Organizing Existing Data
Creating new content in RDF is great, but what about existing content and the content that
will be created using the Web 2.0 methodology? The answer lies in Natural Language Processing. NLP is a science that deals with natural languages (the languages people speak) and computer languages.
There are two general types of NLP systems:
- Ones that convert information from software and data storages into human-readable form
- Ones that convert natural language data into machine-readable form
In order to categorize and finally organize the nearly 20 years' worth of data that aimlessly floats around on the web today, NLP systems can go through that data, make sense of it, and categorize it. These systems ultimately will help to convert all the old data into RDF, enabling it to be infinitely shared by computers on the web.

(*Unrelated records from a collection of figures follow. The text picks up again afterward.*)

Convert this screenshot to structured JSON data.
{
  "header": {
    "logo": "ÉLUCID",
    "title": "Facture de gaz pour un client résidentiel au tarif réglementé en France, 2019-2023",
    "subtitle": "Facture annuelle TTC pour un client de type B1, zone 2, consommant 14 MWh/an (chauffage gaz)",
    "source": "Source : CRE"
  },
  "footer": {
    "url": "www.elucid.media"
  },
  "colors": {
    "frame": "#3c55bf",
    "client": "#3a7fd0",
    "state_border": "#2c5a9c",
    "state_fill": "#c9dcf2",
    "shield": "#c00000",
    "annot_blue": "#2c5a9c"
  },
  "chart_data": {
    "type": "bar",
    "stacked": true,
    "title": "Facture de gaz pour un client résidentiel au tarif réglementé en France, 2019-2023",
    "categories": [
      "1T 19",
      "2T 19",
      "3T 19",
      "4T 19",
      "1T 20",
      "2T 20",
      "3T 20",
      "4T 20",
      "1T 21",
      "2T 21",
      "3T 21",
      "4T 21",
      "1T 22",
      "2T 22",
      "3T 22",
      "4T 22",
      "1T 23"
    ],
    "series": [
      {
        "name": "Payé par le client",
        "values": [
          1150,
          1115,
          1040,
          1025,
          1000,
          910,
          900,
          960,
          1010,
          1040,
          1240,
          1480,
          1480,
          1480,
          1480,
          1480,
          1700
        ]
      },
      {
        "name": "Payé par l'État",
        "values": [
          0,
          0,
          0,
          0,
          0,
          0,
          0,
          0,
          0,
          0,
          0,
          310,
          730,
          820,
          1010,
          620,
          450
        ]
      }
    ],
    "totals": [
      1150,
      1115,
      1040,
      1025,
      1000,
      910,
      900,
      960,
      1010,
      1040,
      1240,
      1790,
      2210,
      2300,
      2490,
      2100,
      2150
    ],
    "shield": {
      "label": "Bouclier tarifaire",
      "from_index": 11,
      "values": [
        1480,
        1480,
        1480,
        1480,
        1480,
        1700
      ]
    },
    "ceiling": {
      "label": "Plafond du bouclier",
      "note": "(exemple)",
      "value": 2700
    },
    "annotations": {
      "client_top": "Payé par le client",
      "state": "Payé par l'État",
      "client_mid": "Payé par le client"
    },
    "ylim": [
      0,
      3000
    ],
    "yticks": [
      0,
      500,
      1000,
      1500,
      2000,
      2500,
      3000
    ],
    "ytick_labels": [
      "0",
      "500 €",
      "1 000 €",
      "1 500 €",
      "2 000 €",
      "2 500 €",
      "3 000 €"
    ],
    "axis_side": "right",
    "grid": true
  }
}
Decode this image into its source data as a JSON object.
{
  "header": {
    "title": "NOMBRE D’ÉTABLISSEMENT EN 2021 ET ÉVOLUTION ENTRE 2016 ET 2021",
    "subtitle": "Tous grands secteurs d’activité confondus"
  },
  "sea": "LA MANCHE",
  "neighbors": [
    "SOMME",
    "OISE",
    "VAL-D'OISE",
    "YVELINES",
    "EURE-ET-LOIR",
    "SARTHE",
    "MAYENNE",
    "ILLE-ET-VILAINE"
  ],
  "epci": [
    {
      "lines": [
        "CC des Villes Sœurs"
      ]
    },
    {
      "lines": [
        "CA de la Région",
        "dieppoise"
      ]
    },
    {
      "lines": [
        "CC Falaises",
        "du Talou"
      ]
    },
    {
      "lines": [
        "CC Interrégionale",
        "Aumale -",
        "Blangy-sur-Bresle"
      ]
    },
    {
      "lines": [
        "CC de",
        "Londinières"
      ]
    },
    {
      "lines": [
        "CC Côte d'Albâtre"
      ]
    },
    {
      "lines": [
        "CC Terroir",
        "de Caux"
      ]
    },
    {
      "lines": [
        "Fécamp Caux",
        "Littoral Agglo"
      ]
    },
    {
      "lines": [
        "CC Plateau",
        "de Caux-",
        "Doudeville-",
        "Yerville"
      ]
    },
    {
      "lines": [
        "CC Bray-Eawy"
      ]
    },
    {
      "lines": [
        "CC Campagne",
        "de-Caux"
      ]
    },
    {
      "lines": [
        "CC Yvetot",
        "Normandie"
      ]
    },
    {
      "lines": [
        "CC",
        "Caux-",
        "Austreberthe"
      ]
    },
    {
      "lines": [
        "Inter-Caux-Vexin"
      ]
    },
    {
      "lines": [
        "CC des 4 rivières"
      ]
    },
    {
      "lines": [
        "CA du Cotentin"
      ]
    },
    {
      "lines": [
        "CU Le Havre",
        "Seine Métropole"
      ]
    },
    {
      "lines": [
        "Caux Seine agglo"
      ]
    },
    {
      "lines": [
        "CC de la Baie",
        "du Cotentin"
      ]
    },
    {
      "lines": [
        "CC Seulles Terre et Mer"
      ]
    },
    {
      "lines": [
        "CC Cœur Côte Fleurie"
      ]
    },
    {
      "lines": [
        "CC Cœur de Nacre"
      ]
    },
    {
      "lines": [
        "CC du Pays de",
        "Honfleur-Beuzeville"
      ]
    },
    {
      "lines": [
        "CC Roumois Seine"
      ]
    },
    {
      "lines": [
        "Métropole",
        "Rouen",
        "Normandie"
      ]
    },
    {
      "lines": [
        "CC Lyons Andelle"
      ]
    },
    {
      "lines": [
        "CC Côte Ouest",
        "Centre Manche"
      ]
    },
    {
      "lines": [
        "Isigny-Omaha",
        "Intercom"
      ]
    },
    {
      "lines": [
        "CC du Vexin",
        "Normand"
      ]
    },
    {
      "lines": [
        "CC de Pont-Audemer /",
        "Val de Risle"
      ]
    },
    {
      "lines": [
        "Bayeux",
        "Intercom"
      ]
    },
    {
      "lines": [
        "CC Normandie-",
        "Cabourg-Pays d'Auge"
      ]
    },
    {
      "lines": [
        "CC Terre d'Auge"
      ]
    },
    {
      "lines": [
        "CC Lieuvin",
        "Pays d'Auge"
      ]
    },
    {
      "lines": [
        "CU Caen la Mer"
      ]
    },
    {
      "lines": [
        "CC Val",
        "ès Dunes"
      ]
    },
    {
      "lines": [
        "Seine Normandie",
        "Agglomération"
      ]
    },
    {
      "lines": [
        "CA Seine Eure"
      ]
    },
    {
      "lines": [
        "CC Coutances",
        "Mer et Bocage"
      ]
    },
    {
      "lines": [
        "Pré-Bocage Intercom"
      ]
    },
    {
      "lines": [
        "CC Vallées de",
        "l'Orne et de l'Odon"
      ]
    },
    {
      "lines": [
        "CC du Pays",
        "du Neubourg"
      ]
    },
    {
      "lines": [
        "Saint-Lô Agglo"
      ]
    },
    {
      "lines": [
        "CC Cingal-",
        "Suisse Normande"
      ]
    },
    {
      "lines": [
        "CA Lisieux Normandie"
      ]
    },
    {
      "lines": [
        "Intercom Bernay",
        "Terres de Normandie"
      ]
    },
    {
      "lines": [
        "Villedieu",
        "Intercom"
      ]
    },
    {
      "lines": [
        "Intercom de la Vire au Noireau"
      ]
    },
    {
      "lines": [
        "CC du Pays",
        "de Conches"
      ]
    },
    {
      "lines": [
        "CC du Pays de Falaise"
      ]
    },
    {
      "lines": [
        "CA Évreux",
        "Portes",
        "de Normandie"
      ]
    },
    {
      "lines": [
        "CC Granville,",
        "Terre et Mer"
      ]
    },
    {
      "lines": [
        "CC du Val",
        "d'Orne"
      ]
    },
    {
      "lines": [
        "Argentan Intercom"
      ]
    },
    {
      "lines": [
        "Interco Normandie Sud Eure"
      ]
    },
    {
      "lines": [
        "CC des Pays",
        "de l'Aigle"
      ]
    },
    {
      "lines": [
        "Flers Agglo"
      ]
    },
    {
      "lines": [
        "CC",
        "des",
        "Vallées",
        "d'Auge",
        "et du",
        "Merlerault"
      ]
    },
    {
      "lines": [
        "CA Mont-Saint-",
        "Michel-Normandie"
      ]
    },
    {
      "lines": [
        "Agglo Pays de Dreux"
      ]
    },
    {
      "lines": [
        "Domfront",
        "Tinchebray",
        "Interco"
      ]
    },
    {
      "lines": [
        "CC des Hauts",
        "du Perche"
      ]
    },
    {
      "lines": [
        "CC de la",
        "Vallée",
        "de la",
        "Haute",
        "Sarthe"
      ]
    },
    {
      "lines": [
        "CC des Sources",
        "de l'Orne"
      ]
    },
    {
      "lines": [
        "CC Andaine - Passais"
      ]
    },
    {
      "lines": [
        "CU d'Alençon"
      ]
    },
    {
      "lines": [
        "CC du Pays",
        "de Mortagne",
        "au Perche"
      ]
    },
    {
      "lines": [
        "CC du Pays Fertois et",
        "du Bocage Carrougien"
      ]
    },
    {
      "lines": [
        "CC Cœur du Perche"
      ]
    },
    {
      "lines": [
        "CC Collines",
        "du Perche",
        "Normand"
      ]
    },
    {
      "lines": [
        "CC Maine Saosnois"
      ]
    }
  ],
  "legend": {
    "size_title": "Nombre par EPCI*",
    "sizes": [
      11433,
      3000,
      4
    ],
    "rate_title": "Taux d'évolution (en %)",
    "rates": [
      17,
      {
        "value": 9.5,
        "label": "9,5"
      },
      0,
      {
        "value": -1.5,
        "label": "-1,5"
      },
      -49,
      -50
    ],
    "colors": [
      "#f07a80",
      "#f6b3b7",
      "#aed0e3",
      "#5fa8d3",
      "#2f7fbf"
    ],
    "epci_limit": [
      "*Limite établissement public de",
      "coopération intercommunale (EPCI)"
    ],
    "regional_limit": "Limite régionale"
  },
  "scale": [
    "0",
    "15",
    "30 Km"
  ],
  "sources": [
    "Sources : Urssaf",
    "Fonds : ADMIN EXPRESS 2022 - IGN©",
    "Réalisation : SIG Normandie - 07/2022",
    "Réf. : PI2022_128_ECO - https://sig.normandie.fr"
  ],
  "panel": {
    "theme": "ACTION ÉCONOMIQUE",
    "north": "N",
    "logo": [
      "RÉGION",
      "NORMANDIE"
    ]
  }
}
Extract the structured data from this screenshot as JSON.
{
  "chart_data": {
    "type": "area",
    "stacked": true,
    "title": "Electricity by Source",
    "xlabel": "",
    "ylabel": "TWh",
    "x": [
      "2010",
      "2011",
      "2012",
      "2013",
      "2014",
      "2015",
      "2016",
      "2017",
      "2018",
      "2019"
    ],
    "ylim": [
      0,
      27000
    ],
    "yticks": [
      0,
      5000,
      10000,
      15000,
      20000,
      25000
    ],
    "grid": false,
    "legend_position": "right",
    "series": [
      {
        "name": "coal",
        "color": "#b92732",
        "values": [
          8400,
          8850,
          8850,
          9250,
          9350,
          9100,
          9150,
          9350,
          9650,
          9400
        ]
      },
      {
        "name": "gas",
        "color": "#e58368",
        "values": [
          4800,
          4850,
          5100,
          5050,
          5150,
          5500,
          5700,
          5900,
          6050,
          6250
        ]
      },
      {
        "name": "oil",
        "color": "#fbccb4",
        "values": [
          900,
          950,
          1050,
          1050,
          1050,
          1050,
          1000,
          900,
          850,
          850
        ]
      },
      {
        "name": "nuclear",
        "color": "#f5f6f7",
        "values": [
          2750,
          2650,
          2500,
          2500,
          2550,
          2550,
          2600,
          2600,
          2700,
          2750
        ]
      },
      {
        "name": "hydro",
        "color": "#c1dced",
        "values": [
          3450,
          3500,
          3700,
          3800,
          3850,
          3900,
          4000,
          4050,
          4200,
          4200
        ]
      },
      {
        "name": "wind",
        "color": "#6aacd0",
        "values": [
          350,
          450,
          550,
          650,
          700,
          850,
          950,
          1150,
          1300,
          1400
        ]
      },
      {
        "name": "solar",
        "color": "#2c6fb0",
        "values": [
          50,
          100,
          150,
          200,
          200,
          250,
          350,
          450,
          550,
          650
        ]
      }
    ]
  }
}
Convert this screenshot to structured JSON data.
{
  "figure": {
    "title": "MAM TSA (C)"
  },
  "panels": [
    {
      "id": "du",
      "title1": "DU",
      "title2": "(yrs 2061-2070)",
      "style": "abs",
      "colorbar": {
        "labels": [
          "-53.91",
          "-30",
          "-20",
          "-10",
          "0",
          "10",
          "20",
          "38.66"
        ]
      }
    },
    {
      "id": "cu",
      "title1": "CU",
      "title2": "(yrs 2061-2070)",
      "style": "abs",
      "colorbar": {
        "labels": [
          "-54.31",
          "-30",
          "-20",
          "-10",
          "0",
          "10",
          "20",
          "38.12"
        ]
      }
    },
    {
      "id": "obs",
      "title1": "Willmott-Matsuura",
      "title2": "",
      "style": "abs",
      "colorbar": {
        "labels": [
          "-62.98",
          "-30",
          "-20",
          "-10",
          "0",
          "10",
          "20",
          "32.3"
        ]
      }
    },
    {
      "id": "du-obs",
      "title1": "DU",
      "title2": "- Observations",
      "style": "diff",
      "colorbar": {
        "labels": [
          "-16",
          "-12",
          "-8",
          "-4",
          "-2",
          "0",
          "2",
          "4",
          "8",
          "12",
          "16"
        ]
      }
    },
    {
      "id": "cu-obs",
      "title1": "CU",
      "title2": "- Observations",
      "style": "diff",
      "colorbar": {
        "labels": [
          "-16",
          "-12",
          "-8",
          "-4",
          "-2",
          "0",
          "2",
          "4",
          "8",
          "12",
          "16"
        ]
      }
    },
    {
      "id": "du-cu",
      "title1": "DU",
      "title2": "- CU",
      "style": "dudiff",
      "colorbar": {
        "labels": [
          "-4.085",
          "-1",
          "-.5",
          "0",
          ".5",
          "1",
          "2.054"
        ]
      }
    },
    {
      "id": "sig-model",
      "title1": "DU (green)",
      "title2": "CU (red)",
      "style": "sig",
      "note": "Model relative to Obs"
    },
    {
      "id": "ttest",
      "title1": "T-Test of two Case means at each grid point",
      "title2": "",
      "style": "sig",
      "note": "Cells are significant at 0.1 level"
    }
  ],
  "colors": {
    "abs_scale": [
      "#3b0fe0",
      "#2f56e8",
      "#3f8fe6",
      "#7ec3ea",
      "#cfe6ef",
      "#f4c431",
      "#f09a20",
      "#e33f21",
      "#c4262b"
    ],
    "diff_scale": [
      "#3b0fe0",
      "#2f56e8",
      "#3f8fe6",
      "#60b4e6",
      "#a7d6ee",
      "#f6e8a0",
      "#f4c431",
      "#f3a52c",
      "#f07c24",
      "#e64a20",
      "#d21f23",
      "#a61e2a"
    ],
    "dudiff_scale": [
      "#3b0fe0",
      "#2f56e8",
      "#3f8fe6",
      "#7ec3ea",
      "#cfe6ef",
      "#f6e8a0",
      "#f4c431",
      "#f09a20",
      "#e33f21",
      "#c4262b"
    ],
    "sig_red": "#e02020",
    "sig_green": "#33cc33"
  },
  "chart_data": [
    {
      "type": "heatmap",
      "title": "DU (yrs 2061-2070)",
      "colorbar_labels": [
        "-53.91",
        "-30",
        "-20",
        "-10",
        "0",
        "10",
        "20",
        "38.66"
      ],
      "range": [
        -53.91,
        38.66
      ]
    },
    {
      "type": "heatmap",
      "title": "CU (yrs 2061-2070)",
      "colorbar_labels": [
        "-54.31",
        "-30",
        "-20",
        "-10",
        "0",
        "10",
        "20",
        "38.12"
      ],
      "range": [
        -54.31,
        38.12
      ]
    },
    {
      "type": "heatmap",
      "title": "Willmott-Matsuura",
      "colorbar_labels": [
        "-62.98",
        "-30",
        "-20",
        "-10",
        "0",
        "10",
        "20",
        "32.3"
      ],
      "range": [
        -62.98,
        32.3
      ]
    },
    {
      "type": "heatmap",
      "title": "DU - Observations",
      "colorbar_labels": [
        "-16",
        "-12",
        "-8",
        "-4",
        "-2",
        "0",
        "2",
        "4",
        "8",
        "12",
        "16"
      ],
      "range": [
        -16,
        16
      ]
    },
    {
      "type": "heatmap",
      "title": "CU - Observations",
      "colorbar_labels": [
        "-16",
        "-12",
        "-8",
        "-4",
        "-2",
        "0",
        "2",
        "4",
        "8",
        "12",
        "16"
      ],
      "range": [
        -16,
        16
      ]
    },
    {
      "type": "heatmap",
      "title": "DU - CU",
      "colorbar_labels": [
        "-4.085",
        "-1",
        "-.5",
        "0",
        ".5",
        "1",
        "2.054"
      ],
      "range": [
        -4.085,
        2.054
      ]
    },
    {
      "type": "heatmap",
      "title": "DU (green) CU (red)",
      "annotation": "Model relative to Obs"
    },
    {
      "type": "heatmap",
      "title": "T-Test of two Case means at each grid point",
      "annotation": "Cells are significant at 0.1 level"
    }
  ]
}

Not Only Categorization, but Reasoning
The unified RDF format's machine-readability allows machines to "make sense" of the data. While people can may look at birds and the sky and associate the two together, computers have to be instructed that birds and the sky belong together. Once they are made aware of that association, however, computers can incorporate it into their existing knowledge.
This has very interesting implications. If computers "understand" things by linking their logical associations, they can also "figure out" things that are locally associated. For example, if:
- All humans are mortal, AND
- Socrates is a human, THEN the computer can draw the conclusion that
- Socrates is mortal.
This process is called inference and it is widely used in RDF. More strictly, inference is a mathematical process of taking a set of axioms and asserting new logical consequences from them. In short, it is a way to get additional data from existing data. Many organizations use this concept and purposely structure their data in order to get new interesting data that can benefit their businesses.
Barriers to Full Adoption
All these solutions to existing problems, new inference technologies, uses of ontologies–why hasn't all this goodness been fully adopted yet?
Well, Semantic Web is quite an advanced computer science topic. This very introductory article alone touched on many new technologies, and each of these technologies has a learning curve. Additionally, the Semantic Web is only an extension of the web so Web 2.0 systems can still function without it. Before Web 3.0 reaches critical mass, it remains a luxury that only very well funded projects can afford to implement.